Cocalc Lab 08 Optimization Ipynb

Leo Migdal

-Nov 9, 2025, 3:29 PM

This class, Optimization, is the eighth of eight classes in the Machine Learning Foundations series. It builds upon the material from each of the other classes in the series -- on linear algebra, calculus, probability, statistics, and algorithms -- in order to provide a detailed introduction to training machine... Through the measured exposition of theory paired with interactive examples, you’ll develop a working understanding of all of the essential theory behind the ubiquitous gradient descent approach to optimization as well as how to... You’ll also learn about the latest optimizers, such as Adam and Nadam, that are widely-used for training deep neural networks. Over the course of studying this topic, you'll: Discover how the statistical and machine learning approaches to optimization differ, and why you would select one or the other for a given problem you’re solving.

Understand exactly how the extremely versatile (stochastic) gradient descent optimization algorithm works, including how to apply it There was an error while loading. Please reload this page. There was an error while loading. Please reload this page. Some code in this notebook runs pretty slowly in CoCalc.

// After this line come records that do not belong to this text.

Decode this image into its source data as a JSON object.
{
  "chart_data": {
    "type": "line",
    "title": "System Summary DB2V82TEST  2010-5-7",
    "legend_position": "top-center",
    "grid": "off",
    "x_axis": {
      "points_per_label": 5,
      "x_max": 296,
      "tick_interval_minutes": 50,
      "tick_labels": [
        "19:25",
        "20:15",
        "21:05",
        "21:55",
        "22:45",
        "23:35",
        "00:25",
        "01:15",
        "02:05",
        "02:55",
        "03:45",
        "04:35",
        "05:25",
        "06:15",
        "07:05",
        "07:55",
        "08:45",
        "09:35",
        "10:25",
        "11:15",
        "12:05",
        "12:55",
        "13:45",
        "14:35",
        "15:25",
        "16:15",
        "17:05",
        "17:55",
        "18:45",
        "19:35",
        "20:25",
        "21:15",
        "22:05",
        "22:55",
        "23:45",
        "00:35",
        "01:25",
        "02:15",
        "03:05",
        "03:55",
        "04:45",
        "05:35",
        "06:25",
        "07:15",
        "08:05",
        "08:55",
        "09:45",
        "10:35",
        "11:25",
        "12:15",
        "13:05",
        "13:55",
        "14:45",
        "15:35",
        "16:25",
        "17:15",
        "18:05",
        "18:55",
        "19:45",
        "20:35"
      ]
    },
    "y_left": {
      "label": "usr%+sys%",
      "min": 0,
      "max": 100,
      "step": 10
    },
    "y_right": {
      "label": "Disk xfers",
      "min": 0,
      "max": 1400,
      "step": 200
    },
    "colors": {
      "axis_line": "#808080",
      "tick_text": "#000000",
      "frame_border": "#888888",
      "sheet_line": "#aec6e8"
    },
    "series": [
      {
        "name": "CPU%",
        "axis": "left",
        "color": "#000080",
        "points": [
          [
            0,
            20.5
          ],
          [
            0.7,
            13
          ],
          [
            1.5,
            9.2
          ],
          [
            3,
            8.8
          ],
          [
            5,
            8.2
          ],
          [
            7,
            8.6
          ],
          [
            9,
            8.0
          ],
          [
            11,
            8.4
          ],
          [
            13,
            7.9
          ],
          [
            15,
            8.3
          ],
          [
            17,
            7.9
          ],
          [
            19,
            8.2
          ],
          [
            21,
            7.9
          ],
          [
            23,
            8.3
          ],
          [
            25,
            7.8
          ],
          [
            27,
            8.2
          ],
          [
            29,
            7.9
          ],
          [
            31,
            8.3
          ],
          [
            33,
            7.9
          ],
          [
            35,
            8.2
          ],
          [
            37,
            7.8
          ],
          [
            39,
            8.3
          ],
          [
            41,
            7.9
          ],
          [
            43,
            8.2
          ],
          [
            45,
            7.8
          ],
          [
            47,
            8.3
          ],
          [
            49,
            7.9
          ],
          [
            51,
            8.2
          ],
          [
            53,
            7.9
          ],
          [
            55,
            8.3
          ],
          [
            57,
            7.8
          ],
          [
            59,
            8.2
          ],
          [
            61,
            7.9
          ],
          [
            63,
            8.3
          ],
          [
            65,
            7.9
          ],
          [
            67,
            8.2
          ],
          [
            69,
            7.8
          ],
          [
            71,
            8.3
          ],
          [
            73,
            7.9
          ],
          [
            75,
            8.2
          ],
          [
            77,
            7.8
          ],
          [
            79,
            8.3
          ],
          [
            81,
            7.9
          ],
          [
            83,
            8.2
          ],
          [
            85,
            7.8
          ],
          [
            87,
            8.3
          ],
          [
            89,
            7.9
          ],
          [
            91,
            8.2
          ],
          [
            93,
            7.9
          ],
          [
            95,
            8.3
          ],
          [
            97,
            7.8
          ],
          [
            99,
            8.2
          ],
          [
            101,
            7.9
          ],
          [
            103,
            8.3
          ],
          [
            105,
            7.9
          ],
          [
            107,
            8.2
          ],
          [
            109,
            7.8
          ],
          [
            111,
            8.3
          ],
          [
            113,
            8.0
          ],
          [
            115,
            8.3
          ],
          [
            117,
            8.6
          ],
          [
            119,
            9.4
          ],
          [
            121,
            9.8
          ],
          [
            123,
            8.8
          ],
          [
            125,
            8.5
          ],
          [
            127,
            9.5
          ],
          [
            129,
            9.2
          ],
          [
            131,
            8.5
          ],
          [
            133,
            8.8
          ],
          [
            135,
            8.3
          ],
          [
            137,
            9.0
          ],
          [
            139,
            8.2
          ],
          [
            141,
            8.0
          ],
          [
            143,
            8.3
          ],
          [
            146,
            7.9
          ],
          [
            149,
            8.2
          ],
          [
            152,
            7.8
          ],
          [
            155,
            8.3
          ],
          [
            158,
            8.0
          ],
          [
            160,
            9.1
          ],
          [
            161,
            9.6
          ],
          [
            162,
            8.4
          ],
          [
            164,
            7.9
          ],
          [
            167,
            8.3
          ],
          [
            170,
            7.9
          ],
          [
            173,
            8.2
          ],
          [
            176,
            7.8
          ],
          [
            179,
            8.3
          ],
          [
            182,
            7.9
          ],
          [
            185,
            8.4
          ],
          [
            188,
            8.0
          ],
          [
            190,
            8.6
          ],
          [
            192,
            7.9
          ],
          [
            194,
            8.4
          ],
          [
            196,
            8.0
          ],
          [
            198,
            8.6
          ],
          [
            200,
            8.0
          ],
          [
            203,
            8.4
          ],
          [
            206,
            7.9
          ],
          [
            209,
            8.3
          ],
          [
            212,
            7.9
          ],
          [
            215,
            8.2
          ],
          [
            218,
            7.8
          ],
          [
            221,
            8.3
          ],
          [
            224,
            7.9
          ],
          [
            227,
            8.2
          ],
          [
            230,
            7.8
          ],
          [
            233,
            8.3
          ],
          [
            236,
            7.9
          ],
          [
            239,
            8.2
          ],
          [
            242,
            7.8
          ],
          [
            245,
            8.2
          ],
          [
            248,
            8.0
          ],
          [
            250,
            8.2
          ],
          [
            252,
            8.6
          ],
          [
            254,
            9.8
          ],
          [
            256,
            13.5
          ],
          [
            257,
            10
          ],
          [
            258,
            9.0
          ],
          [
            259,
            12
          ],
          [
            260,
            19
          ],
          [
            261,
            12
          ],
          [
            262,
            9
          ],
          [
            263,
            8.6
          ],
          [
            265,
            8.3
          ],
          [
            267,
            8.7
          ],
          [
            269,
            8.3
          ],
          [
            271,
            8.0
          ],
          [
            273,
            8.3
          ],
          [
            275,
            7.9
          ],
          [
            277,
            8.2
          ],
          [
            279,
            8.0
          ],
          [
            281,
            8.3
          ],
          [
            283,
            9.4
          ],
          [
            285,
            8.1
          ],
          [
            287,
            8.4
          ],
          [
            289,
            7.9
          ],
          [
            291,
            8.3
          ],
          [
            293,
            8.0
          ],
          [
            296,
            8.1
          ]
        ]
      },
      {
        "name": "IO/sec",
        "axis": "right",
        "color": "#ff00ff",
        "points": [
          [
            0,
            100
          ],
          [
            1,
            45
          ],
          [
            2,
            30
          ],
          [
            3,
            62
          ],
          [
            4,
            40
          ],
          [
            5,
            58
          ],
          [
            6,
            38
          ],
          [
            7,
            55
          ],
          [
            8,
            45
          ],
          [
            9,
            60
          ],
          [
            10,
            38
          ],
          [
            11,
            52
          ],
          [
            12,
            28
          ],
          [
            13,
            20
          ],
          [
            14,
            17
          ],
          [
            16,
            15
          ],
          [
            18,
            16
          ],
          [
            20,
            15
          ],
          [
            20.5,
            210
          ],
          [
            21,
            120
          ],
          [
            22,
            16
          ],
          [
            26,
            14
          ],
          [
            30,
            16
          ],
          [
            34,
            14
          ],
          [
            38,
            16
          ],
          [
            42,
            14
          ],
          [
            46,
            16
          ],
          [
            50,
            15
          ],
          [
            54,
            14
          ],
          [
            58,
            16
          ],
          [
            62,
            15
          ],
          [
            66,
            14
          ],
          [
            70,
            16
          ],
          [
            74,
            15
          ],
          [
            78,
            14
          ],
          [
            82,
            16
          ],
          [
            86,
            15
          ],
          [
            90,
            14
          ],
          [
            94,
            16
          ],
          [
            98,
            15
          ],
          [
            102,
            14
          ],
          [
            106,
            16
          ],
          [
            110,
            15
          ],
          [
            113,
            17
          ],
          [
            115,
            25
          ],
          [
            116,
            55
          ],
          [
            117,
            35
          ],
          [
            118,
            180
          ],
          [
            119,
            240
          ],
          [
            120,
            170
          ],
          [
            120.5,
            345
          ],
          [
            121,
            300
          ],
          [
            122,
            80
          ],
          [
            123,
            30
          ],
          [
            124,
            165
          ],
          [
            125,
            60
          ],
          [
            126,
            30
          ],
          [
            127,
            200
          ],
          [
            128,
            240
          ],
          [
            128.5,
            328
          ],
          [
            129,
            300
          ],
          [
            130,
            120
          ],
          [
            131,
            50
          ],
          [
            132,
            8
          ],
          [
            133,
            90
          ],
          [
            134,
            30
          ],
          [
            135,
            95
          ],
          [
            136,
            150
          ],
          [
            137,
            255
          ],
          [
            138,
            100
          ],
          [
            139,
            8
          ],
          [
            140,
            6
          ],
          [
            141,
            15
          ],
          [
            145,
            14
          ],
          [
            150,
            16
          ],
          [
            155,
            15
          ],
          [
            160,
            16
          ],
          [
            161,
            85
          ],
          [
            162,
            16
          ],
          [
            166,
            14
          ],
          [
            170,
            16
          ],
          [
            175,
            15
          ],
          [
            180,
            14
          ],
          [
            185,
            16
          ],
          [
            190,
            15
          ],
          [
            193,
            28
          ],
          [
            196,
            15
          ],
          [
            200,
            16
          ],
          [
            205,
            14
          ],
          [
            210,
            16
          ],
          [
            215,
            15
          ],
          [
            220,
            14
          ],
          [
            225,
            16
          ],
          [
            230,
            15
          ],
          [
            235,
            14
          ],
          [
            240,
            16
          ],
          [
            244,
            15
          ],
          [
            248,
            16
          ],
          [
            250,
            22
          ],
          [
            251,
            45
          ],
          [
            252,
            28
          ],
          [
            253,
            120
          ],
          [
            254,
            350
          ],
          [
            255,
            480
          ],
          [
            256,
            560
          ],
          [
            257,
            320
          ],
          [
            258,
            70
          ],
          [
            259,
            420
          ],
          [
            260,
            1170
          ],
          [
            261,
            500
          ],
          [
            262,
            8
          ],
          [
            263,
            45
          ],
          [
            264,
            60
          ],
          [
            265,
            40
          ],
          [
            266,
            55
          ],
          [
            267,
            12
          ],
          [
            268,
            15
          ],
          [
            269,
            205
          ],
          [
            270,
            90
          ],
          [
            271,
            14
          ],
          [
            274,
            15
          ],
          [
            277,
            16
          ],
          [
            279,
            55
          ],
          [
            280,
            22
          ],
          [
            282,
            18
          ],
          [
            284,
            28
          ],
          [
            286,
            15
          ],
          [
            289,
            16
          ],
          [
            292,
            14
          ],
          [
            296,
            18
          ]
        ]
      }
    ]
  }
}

If you have the ability, you might wish to run this notebook locally or on a more powerful remote machine. Fitting a model in machine learning is an optimization problem. In a previous lesson we saw how logistic and linear regression use optimization to find the regression model coefficients to minimize the difference between observed and predicted values of the response variable. Most machine learning models also come with a bunch of parameters that need to be set which can alter the fit of the model. For example, here is the LogisticRegression class from scikit learn (sklearn): Some of these parameters have to do with exactly what model is fit.

For instance, penalty changes the form of regularization added to the objective function to prevent overfitting while C changes the strength of the regularization (larger C is less regularization). These extra parameters are usually called hyperparameters and to get the best model they often need to be tuned. This tuning is another kind of optimization and is usually called "hyperparameter optimization" or "hyperparameter tuning". This is a hot area and a little searching with Google will yield a ton of results. Here is one article that gives an overview of hyperparameter tuning methods (but gets a bit technical at the end). To keep everything straight it helps to remember that model parameters and hyperparameters are different.

Hyperparameters are set or determined before the model is fit. Model parameters are determined during the process of fitting the model to the data. Until now, you've always used Gradient Descent to update the parameters and minimize the cost. In this notebook, you'll gain skills with some more advanced optimization methods that can speed up learning and perhaps even get you to a better final value for the cost function. Having a good optimization algorithm can be the difference between waiting days vs. just a few hours to get a good result.

By the end of this notebook, you'll be able to: Apply optimization methods such as (Stochastic) Gradient Descent, Momentum, RMSProp and Adam Use random minibatches to accelerate convergence and improve optimization Gradient descent goes "downhill" on a cost function JJJ. Think of it as trying to do this: There was an error while loading.

Please reload this page.

Cocalc Lab 08 Optimization Ipynb

People Also Search

This Class, Optimization, Is The Eighth Of Eight Classes In

Understand Exactly How The Extremely Versatile (stochastic) Gradient Descent Optimization

If You Have The Ability, You Might Wish To Run

For Instance, Penalty Changes The Form Of Regularization Added To

Hyperparameters Are Set Or Determined Before The Model Is Fit.